Since the 1980s many of Glasgow's old tenements have been refurbished into highly desirable accommodation. Facilities within them have been improved, such as central heating and bathrooms, and they have been made more energy efficient. Historic features such as cornicing, ceiling roses etc. are retained.

Glasgow Housing Association Regeneration Scheme (2003):

The largest such scheme in Europe involved the wholesale transfer of Glasgow's 80,000 plus council houses to the Glasgow Housing Association (GHA), a not-for-profit social landlord. This is poor housing stock, much of which failed to meet modern standards which combined with high levels of deprivation, creates major instability in the social and economic fabric of the city, and the GHA were tasked with modernising it.

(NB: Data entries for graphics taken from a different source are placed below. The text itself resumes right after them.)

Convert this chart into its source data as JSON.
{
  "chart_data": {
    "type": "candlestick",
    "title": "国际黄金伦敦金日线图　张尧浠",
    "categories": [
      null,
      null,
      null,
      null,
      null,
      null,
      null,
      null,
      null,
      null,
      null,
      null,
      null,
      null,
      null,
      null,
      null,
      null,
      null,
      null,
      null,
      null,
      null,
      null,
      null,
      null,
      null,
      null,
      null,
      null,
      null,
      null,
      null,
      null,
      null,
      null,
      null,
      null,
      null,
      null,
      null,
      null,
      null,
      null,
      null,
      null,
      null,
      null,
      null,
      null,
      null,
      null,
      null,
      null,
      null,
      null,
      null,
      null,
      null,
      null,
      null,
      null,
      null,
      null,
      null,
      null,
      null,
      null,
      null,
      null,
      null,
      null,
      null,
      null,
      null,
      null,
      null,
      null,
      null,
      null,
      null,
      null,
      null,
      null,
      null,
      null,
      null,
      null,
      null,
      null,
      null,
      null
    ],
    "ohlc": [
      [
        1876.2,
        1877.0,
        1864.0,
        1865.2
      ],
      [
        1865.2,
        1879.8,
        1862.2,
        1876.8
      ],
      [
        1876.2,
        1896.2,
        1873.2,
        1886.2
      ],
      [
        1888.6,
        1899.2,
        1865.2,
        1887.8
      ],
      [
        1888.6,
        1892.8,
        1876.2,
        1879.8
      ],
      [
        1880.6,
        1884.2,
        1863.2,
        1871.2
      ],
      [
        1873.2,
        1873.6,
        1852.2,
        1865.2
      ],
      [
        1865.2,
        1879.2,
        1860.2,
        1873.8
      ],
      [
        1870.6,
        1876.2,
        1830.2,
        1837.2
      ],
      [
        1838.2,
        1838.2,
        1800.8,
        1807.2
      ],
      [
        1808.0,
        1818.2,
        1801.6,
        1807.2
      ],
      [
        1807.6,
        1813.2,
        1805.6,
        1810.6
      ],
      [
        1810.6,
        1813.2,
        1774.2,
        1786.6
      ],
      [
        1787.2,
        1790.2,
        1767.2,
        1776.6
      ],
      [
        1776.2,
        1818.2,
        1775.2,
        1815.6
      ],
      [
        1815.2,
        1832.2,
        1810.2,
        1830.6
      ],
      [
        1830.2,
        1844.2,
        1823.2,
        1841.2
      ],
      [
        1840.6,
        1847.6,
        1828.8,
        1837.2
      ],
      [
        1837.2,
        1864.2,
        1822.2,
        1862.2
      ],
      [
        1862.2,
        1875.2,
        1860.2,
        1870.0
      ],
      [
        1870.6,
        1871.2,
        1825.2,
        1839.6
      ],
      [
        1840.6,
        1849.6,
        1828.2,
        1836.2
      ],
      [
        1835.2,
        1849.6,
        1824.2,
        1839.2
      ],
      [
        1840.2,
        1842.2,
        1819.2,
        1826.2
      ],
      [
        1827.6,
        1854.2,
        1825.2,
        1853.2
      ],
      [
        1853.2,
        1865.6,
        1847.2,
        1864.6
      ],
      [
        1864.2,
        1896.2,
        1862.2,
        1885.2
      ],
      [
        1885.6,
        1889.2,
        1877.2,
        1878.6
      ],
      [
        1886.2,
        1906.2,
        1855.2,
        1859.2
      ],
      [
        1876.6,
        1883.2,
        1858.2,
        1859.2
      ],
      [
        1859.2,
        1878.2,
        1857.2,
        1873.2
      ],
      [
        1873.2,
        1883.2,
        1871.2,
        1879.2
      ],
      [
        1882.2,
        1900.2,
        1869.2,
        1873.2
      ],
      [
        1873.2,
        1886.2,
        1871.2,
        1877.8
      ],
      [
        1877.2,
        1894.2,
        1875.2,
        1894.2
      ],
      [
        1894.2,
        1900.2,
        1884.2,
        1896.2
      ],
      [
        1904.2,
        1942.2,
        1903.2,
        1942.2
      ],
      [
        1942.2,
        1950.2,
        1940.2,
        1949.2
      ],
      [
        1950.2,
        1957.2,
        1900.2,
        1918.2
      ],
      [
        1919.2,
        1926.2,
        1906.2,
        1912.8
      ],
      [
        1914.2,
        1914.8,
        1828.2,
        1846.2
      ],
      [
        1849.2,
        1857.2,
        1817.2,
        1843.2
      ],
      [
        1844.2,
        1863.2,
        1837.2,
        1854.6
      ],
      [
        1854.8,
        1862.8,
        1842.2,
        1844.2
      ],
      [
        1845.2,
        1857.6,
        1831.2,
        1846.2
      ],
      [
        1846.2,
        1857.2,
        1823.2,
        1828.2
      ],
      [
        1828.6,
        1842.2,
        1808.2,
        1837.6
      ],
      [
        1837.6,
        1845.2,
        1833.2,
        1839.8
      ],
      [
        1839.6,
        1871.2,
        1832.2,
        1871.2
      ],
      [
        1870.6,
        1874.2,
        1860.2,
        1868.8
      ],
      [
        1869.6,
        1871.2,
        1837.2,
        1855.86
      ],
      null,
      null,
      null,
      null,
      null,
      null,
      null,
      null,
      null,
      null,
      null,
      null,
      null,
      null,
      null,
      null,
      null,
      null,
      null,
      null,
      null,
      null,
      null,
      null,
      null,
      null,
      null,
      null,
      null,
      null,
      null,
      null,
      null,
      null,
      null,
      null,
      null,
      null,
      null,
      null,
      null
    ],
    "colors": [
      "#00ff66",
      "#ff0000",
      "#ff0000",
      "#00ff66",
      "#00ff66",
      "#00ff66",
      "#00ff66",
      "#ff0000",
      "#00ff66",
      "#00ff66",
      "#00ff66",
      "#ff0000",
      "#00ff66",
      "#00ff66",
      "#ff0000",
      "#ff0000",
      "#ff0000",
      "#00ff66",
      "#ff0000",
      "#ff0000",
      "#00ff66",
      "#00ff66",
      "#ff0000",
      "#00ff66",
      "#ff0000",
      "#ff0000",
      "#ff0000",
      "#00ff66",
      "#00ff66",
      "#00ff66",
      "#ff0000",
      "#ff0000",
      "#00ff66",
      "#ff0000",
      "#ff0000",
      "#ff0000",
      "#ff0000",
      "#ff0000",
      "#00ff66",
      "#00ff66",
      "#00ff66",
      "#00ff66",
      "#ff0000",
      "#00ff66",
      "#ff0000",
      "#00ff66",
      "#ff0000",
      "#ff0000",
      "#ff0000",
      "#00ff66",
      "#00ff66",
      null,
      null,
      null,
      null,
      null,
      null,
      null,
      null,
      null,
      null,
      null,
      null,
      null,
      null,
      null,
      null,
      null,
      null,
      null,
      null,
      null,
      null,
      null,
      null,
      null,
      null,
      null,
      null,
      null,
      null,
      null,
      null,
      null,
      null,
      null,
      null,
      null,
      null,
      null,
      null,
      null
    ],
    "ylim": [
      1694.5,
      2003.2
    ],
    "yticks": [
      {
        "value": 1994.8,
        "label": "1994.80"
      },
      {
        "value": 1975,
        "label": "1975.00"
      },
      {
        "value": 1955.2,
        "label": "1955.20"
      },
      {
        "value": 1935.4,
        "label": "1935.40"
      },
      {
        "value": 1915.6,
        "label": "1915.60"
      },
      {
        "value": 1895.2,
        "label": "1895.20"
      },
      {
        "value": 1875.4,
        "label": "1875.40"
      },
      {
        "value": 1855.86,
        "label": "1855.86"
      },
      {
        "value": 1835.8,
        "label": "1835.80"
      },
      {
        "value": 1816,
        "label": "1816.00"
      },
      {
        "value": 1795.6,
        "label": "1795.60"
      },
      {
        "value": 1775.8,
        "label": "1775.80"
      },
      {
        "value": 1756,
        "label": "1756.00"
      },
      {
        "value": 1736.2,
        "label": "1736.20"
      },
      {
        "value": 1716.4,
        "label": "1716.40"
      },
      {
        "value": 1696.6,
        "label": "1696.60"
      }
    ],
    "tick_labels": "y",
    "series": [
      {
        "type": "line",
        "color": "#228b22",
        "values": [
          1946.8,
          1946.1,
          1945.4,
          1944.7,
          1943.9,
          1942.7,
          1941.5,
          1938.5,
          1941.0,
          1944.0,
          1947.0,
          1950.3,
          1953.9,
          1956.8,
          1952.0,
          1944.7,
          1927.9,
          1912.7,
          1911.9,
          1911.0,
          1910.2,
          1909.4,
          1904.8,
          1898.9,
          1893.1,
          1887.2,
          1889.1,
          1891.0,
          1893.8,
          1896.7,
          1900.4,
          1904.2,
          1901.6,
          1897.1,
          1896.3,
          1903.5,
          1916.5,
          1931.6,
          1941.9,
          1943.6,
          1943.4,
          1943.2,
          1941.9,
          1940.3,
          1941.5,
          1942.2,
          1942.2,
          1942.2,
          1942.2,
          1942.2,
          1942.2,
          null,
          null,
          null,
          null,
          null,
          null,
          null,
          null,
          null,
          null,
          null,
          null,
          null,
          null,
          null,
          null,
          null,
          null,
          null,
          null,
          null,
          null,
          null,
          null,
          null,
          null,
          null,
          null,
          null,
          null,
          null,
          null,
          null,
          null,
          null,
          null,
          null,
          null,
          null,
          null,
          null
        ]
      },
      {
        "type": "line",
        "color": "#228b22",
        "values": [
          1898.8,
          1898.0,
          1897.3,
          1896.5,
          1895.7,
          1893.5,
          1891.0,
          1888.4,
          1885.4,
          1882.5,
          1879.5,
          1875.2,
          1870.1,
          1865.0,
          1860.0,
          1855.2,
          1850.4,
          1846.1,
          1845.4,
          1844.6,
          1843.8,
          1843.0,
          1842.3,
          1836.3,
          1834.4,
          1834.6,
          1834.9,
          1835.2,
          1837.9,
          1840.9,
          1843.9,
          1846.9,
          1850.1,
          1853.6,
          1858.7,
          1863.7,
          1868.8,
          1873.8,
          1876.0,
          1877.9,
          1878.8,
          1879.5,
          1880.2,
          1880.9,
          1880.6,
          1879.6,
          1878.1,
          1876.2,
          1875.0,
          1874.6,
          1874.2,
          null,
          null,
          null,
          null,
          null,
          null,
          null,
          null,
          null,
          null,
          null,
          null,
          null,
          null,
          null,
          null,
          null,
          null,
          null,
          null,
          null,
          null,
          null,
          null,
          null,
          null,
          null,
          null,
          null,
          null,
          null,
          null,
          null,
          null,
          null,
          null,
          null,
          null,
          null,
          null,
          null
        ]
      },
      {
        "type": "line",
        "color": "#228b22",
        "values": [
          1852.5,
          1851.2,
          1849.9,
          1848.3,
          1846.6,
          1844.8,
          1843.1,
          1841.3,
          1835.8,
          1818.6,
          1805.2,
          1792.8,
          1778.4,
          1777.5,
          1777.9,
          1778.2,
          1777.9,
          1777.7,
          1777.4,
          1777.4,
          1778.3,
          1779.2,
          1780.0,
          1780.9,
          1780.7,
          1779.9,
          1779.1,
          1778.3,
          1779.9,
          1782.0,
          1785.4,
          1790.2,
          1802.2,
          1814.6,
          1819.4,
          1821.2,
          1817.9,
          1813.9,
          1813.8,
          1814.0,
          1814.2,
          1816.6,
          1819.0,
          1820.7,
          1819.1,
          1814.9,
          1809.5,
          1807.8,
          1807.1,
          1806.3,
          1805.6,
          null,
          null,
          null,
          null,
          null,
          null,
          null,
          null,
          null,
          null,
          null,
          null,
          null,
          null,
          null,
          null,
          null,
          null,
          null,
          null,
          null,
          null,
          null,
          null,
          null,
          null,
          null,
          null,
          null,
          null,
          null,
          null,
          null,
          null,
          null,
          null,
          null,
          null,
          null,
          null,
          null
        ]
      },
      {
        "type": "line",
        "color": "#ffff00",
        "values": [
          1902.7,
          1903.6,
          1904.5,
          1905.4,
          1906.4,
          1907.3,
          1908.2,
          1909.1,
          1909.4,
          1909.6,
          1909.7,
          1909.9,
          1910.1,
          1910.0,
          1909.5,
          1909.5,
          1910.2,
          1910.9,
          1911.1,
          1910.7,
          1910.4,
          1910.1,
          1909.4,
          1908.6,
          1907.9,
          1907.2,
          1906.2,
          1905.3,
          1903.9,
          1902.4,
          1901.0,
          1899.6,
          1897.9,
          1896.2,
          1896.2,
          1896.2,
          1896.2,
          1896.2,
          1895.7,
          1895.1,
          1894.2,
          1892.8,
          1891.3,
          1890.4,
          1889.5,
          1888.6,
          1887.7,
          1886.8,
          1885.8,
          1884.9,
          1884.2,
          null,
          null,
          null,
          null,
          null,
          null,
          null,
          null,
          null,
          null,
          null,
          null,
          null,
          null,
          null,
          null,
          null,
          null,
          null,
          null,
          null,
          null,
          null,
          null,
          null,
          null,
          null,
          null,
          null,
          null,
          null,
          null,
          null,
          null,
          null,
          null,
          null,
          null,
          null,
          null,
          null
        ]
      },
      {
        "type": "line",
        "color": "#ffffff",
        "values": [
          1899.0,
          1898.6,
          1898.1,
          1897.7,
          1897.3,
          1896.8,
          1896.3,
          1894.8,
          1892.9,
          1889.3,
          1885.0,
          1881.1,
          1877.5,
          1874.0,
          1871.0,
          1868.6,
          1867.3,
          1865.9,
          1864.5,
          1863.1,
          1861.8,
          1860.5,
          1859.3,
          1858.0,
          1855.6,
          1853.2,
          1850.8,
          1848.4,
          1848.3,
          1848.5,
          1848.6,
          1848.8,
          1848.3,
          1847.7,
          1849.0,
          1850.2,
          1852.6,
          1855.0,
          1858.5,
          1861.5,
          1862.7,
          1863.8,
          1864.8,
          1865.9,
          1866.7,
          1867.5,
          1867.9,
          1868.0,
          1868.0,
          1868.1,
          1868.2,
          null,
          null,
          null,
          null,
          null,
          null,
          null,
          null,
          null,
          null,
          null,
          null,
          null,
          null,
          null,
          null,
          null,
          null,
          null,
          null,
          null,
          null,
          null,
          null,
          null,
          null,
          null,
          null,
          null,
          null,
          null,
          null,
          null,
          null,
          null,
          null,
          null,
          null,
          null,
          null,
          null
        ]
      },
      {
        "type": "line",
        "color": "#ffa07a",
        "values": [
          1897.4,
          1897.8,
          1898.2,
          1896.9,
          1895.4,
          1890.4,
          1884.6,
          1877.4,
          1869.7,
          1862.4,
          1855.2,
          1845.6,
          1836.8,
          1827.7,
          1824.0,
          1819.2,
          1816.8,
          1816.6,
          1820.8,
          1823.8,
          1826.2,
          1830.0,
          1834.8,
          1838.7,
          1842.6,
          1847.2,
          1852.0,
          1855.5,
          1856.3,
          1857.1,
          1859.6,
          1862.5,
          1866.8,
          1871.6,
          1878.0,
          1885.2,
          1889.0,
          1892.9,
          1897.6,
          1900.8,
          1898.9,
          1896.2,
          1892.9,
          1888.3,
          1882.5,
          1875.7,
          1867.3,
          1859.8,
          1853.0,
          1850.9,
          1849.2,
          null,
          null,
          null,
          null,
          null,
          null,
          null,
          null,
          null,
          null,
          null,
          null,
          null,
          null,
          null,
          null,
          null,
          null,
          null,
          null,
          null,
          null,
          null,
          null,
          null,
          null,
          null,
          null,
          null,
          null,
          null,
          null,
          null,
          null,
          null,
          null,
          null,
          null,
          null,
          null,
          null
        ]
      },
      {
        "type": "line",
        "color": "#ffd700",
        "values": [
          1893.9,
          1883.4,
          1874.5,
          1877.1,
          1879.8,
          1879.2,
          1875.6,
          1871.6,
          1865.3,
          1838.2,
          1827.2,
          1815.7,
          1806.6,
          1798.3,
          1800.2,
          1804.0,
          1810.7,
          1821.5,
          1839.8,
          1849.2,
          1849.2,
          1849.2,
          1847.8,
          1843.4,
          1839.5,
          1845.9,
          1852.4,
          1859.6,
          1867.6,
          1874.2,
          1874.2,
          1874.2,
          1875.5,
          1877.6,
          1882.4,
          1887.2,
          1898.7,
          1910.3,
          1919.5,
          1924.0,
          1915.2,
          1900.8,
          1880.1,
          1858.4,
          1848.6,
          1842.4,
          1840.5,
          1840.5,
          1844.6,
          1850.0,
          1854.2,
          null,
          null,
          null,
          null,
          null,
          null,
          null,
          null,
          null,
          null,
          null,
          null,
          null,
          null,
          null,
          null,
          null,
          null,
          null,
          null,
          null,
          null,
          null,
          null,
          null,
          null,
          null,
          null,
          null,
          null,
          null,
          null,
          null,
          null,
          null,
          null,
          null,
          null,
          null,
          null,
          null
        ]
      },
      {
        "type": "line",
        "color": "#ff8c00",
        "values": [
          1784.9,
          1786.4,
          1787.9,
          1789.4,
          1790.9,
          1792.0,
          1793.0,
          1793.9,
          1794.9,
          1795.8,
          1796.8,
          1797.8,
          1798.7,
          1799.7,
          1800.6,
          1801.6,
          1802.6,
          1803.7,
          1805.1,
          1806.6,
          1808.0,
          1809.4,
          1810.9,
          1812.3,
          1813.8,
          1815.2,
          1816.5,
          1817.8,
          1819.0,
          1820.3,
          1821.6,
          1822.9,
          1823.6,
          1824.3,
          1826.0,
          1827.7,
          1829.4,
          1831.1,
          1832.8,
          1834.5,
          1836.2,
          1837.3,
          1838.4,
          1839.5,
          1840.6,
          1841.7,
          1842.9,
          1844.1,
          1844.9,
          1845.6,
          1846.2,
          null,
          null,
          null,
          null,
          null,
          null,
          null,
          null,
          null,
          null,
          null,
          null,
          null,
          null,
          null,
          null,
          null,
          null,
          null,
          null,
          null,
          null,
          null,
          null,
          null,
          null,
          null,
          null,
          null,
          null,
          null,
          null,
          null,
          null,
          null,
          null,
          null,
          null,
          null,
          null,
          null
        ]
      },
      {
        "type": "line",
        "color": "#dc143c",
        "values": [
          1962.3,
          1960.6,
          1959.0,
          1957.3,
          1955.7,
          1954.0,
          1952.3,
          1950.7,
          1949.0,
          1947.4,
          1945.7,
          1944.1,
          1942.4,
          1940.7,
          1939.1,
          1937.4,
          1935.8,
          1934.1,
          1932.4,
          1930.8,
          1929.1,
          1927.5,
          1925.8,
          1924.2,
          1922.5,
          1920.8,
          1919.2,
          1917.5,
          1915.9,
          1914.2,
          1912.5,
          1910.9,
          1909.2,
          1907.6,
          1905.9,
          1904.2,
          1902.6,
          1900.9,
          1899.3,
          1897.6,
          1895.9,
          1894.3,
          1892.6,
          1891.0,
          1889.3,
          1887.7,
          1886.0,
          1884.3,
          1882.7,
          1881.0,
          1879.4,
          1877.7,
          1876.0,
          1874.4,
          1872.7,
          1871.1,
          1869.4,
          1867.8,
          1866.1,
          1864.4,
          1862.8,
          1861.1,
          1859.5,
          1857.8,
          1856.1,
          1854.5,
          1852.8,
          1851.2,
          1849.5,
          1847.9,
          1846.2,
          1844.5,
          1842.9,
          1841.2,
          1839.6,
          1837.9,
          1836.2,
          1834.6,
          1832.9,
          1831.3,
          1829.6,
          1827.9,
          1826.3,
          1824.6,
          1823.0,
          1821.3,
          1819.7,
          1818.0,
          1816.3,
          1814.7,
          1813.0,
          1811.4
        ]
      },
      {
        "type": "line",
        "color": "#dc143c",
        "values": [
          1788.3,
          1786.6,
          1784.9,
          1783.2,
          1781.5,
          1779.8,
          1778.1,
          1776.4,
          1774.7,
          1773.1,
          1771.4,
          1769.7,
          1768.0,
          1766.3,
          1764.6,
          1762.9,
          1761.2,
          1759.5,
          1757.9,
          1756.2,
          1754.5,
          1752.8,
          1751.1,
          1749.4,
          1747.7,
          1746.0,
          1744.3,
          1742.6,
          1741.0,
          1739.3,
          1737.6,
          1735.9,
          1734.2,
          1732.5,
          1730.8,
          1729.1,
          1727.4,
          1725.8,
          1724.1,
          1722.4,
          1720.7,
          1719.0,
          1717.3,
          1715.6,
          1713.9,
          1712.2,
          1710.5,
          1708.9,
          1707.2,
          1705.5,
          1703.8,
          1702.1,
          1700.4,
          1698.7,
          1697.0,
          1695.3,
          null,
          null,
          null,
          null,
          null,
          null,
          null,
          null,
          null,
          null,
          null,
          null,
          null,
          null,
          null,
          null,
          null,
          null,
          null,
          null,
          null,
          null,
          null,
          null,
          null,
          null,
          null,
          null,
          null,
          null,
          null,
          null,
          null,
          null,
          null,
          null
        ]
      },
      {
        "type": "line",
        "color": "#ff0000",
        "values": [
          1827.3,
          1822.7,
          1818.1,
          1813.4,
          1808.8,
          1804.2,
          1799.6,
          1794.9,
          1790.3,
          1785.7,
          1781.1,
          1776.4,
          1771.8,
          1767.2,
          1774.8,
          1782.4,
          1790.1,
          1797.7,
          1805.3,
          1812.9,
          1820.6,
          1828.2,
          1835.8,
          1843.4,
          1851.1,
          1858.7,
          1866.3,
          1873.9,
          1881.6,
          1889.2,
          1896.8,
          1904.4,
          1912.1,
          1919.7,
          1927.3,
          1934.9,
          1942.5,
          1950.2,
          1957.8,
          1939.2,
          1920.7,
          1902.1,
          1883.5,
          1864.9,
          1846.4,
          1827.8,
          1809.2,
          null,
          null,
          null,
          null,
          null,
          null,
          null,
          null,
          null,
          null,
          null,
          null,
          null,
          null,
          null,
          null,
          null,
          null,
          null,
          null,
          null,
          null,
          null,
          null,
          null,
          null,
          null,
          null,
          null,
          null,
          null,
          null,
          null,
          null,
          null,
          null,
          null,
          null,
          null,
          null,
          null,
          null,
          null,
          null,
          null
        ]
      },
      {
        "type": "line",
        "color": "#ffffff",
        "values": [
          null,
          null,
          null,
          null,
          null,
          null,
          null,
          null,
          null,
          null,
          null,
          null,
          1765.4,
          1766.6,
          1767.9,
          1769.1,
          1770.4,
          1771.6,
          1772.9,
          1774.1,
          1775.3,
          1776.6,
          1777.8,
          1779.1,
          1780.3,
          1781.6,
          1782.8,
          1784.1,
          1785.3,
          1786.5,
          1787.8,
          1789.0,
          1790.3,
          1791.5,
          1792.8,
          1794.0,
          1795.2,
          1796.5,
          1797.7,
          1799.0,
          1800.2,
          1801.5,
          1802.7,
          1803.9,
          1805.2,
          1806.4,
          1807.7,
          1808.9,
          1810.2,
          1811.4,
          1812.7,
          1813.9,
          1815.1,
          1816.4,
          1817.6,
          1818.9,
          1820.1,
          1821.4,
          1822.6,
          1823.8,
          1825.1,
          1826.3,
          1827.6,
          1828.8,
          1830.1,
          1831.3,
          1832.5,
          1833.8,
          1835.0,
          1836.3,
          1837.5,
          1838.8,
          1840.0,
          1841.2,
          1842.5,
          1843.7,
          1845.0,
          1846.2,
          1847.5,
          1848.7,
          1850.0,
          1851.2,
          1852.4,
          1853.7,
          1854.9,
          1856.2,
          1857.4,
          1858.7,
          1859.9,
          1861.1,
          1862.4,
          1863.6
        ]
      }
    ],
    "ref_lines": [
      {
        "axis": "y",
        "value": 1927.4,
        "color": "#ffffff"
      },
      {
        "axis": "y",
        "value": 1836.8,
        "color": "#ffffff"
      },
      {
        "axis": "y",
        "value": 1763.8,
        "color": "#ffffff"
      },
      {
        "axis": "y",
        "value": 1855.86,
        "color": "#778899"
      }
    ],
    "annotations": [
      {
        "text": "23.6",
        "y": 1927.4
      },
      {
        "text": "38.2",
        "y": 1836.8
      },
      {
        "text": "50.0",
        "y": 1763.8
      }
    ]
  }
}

The change in management will see change driven by communities at a local level. Decisions are made for the good of the residents first and foremost. What is unique about the GHA initiative is the scale of this transfer of assets from public to community ownership, and the size of the accompanying financial package the association is required to implement (£1.2 billion – all from private finance).

The scale of the project is staggering. By 2011, Glasgow Housing Association's (GHA) investment in refurbishing almost 70,000 homes in the city passed the £1bn mark. Another £250m was spent between 2011-13. To date, GHA has fitted 42,000 central heating systems and 41,000 new bathrooms, and has re-roofed 33,000 homes.

The project is nearly completed and has made the properties warmer, safer and drier. It has involved overcladding and re-roofing, and installing new central heating, kitchens, bathrooms, doors, windows and wiring. It has been completed to time and to budget.

The efficient way in which the programme has worked has meant it is not just homes that have been improved, he says. "The savings allowed us to plough another £150m into community facilities, environmental schemes and play areas across the city."

The works have had a clear improvement on tenants' lives, boosting energy efficiency and halving the level of fuel poverty since 2002. But perhaps almost as significant are the wider benefits such a huge investment programme has brought. Chief among these is the economic impact. Research by Heriot-Watt University earlier this year found that the refurbishment programme had so far generated an extra £923m for the UK economy and created or supported more than 9,000 jobs. More than two-thirds of those jobs have gone to Glasgow residents.

Commonwealth Games – Clyde Gateway development:

For the games a key aim was legacy. The athletes village, built in Dalmarnock, will be will be highly sustainable and energy efficient. Once the games are completed the apartments will be transformed into over 700 new homes including 400 affordable homes (300 social rent and 100 other low cost options).The housing will include homes ready for wheelchairs.

The Clyde Gateway has delivered a number of other transformational projects, including: the Eastgate office development, Clyde Gateway East Business Park, the Olympia Theatre project and the Red Tree Business Suites and a new Dalmarnock Station. There will also be a five-mile extension added to the M74 motorway, and the East End Regeneration Route will be constructed linking the M8 to the extended M74.

This level of activity is on a scale never seen in Scotland, with more than £1billion of investment guaranteed alone between 2008 and 2014.